Er lachte. »Nur dass ihre Bewunderung dann doch ein Ende gefunden hat.«

»Das stimmt. Und ich vermisse sie nicht.«

Sie schwiegen sehr lange. Schließlich straffte sich Mirar, und sie machte Anstalten, sich zu erheben. Aber statt vorzuschlagen, dass sie in die Höhle zurückkehren sollten, drehte er sich nur zu ihr um.
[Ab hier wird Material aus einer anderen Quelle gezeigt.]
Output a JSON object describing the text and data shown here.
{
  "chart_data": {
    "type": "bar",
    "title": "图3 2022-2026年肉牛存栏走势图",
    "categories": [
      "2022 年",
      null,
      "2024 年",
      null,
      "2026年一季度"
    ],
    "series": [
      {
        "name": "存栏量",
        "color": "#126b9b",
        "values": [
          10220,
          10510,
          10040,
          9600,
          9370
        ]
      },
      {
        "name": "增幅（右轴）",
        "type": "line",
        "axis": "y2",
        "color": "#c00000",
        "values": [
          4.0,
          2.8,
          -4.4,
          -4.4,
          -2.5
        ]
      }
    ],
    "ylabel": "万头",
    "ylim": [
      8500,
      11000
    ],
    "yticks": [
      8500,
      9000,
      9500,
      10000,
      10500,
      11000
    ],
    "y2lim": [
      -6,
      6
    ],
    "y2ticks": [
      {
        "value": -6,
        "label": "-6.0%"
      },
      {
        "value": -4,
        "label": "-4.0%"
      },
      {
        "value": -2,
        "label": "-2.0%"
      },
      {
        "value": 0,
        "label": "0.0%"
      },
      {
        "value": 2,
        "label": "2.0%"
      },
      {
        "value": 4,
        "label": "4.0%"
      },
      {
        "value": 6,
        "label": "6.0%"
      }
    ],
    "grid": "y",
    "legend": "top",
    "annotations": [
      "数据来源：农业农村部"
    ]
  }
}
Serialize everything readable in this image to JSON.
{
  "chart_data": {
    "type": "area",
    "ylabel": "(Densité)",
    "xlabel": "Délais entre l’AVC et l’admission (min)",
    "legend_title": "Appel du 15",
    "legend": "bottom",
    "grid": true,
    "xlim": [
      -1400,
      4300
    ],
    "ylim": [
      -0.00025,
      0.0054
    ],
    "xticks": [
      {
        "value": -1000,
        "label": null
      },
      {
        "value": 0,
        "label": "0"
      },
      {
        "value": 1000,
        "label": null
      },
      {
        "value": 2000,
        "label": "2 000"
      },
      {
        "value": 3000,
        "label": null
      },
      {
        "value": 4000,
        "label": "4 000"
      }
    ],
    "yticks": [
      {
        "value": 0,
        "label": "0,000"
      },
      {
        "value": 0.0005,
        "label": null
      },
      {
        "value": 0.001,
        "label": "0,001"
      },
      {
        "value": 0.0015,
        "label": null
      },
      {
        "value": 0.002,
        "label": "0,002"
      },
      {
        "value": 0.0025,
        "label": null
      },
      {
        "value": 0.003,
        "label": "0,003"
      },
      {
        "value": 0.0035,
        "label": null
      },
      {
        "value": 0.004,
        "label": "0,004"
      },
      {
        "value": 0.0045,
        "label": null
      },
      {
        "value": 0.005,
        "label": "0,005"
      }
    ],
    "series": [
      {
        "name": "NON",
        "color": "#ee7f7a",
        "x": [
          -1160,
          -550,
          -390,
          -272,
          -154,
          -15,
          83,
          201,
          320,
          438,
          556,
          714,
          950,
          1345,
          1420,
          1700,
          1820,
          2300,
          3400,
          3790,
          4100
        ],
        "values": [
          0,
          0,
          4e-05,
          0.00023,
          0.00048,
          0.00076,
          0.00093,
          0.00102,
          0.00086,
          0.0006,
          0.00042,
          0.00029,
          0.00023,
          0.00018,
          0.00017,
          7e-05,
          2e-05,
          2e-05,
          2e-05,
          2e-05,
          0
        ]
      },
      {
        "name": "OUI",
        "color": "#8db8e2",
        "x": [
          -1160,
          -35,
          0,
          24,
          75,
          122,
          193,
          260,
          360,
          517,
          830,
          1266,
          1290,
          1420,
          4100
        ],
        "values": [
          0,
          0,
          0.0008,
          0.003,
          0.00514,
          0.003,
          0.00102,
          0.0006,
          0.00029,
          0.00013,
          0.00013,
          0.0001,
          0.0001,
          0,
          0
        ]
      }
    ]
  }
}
»Du wirst fortgehen, nicht wahr?«

Sie sah ihn an und fühlte sich hin- und hergerissen. »Ich möchte mich tatsächlich auf die Suche nach den anderen Wilden machen«, erwiderte sie. »Aber das kann warten. Wenn du mich hier brauchst, werde ich bleiben.«

Er streckte die Hand aus und berührte ihr Gesicht. »Ich möchte, dass du bleibst«, sagte er. »Aber… du hast recht, was deine Wirkung auf mich betrifft. Du bist ein Anker, den loszulassen ich mich fürchte. Ich sollte deinem Rat folgen und die Gesellschaft anderer Menschen suchen.«

Sie griff nach seiner Hand. »Ich kann noch ein Weilchen bleiben. Es gibt keinen Grund zur Eile.«

»Das ist wahr. Nur dass ich mich jetzt bereits rastlos fühle. Ich denke, ich werde schon bald ziemlich unerträglich sein, wenn ich nicht etwas zu tun finde. Wenn ich könnte, würde ich mit dir gehen. Ich wünschte, du hättest einen Plan, bei dem ich dir behilflich sein könnte, aber ich bin dennoch froh, dass du versuchen willst, sie zu finden.« Er hielt inne. »Wir müssen in Verbindung bleiben.«

»Ja.« Als sie das sagte, spürte sie, wie ihr Wunsch, nach den Wilden zu suchen, zu fester Entschlossenheit wuchs. »Wir werden uns im Traum vernetzen. Ich kann dir dann mitteilen, welche Fortschritte ich mache.«

»Und gleichzeitig ein Auge auf mich halten?«

Sie lachte. »Eindeutig.«

Er zog die Hand zurück und lehnte sich wieder an die Felswand, dann legte er den Kopf schräg und blickte zu den Sternen empor. »Wie wunderschön«, murmelte er. »Wirst du dein Aussehen abermals verändern?«

Sie dachte nach. Wenn man Informationen sammelte, hatte es durchaus seine Vorteile, gut auszusehen, aber schön zu sein – und jung -, erwies sich im Allgemeinen als Hindernis, wenn man auf Reisen war. Die Menschen neigten dazu, schöne Frauen zu bemerken und in Erinnerung zu behalten. Sie stellten zu viele Fragen, und die Männer versuchten, sie zu verführen.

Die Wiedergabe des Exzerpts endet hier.